I’ve pasted the relevant unit test code below (I’ve removed the connection info for security reasons).
[TestClass]
public class SSHReaderTests
{
private bool received = false;
private delegate bool SimpleFunc();
[TestInitialize]
public void MyTestInitialize()
{
received = false;
}
[TestMethod]
public void Should_raise_OnReaderConnectionClosed_event_after_successful_connection_is_disconnected()
{
IReader reader = new SSHReader();
reader.OnReaderConnectionClosed += delegate
{
received = true;
};
reader.Connect("*****", "*****", "*****");
//Assert.IsTrue(reader.IsConnected);
reader.Disconnect();
//Assert.IsFalse(reader.IsConnected);
Assert.IsTrue(WaitUntilTrue(delegate {
return received; }, 30000, 1000));
}
private static bool WaitUntilTrue(SimpleFunc func, int timeoutInMillis, int timeBetweenChecksInMillis)
{
Stopwatch stopwatch = new Stopwatch();
stopwatch.Start();
while(stopwatch.ElapsedMilliseconds < timeoutInMillis)
{
if (func())
return true;
Thread.Sleep(timeBetweenChecksInMillis);
}
return false;
}
}
Use the WaitHandle classes in the System.Threading namespace. Either, AutoResetEvent or ManualResetEvent. The difference between the two is that AutoResetEvent lets one thread proceed each time it is set, while ManualResetEvent releases all waiting threads on set.
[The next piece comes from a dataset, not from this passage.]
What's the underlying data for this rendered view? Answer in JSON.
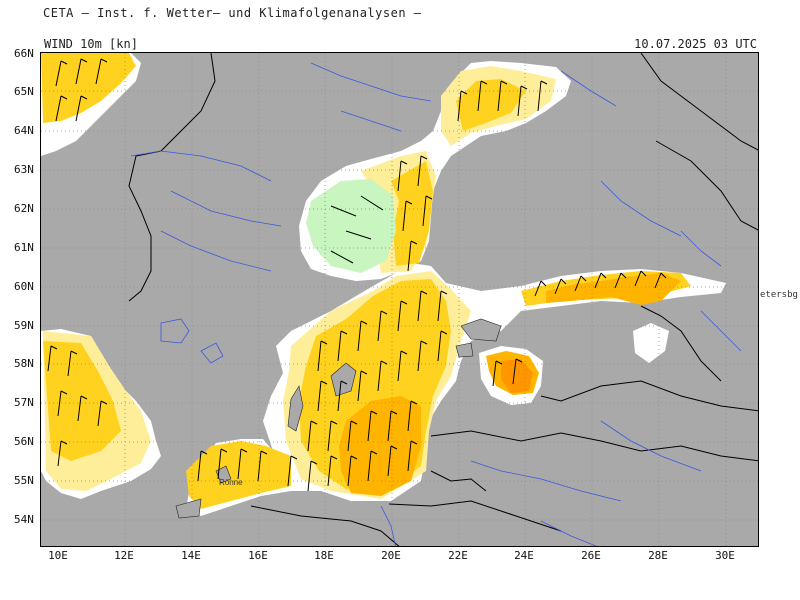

The reason your example doesn't work has to do with compiler optimizations. The code does not actually get compiled to what you would think at first glance. Most likely, the compiler will do something like place the local variable in a register and never actually fetch it during your loop that checks. You can avoid this type of thing with the volatile keyword, but I would highly recommend reading up on threading and concurrency for more details. Joe Duffy's blog at http://www.bluebytesoftware.com is a great resource to get started, and I highly recommend his Concurrency Programming on Windows book that is coming out soon.
Not exactly what you arr asking about, but you may find some workable solutions or at least ideas by checking out the MS Research project called CHESS. It's for multithreaded concurrency testing in .net.